Winner : Terrain.org 9th Annual Contest in Poetry
Tallow
Her eyes bleach the colour
of milk, head coming up blind
and turning.
Once the fat is risen
we syphon the cooling tallow
into flagons, set them in line,
add beeswax and lye,
stand back from its boiling and hissing,
do not breathe until it stills.
I pour the soap into moulds,
scatter over cranesbill, nibs of lavender
and marigold,
wrap the cooled cakes
in scraps of vellum, stack them
in the drystore.
It’s warm there
and dark enough for owls.
Above shelves of pickled fruit
and bottled juice,
cowls of gut hang like vines.
It is light tonight, cloudless.
We carry her flesh to fire, break bread,
sing her name.
Tomorrow the women will roast the bones,
use the crushed chalk to make buttons
and beads.
No one speaks of the old days.
We light candles but no one prays.
Each moon has its feast.
She was our chosen one, our beauty.
Exhibit: ‘Song of Lost Species’
O N C A, Brighton, 2016
Bell jar, in a row of bell jars
holding only silence
and a memory of birdsong:
thin wisps of birds, half-remembered
dreams of birds, airborne waifs
pared from wind and reeds
balanced on tines of wire
in gallery light,
their calls the grief of dwindling.
This one labelled Bewick’s wren,
others names we do not recognise.
With their final breath they sing to us:
‘Scoop me up, my bones lighter
than stalks, feathers that fracture
in your fingers; remember.’
On the screen, we see forests
of birds, trees teeming with life,
peep and shriek and trill.
We take home a flutter of wings,
the thinnest piping,
a future emerging from banks of mist.
We tell our children: ‘Watch this.
Remember…’
armadillo
bound to a curve no spine
should accommodate
by his three pinched feet,
this dusty jungle relic
lies cradled in my palms:
his cockled back,
his quizzical nose stitched to tail
to form a handle,
the carapace lined with old calico
a basket for needles and silks;
his three feet
fisted as if fighting,
he is almost a question mark
but there is no point to this
and no answer
and I wonder where
his fourth foot is lying,
clenched and forgotten
a thread of jungle-light caught
in its stony grip.
Poetry judge Jane Hirshfield says…
It’s not always simple to say why, out of a group of excellent finalists, one voice steps forward.

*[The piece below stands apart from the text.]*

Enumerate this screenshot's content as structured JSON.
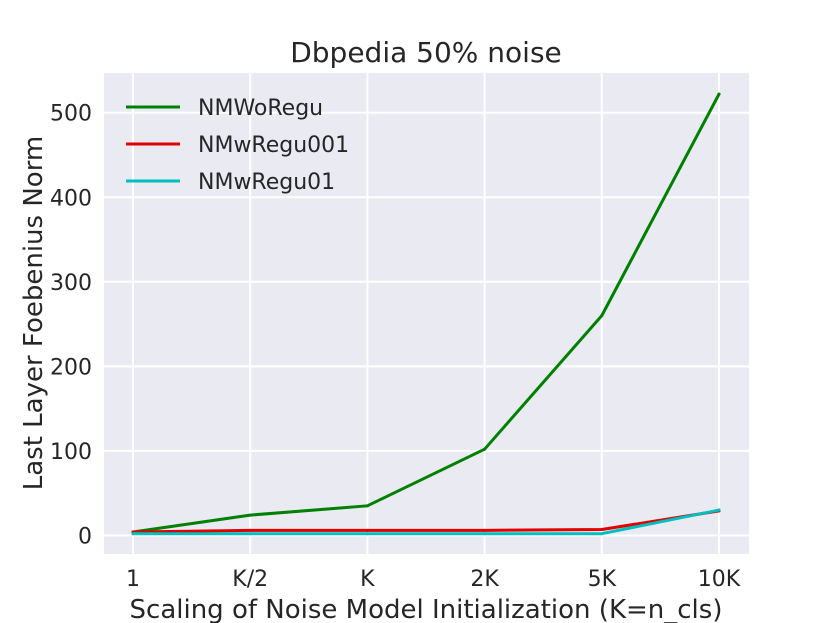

I was drawn in the end to select this set of poems for their precision of description, clarity of diction, and tactfulness through which they address their central point. At the center of all three is our human relationship to the non-human world, limned differently in each of the poems. “Tallow,” for me the strongest of the group, offers an unflinching description of the transformation of living creature into rendered use. The last line (“She was our chosen one, our beauty,”) for all its simplicity, holds and honors the inevitable grief in the contract we make between kept animal and human keeper, when both are recognized in their full dignity and worth; the deft switch to past tense creates the power. “Armadillo” also portrays one particular animal’s particular life, its unknowable history changed into object for our human carrying. “Exhibit: ‘Song of Lost Species’” takes place in a gallery: bell jars hold taxidermied birds whose living actuality appears only through technology’s reproduction. The poem’s unstated question: Will this secondhand depiction be the next generation’s only knowledge of the world my own generation was given? These poems stood out for me for their word-choices—“cockled,” “tines,” “syphon”; for their depth of knowledge; for their ability to acknowledge how much cannot be known; and for the moral and ethical awareness so thoroughly in them. We live among and by the taken lives of other beings. Let us, at the very least, acknowledge the history and cost.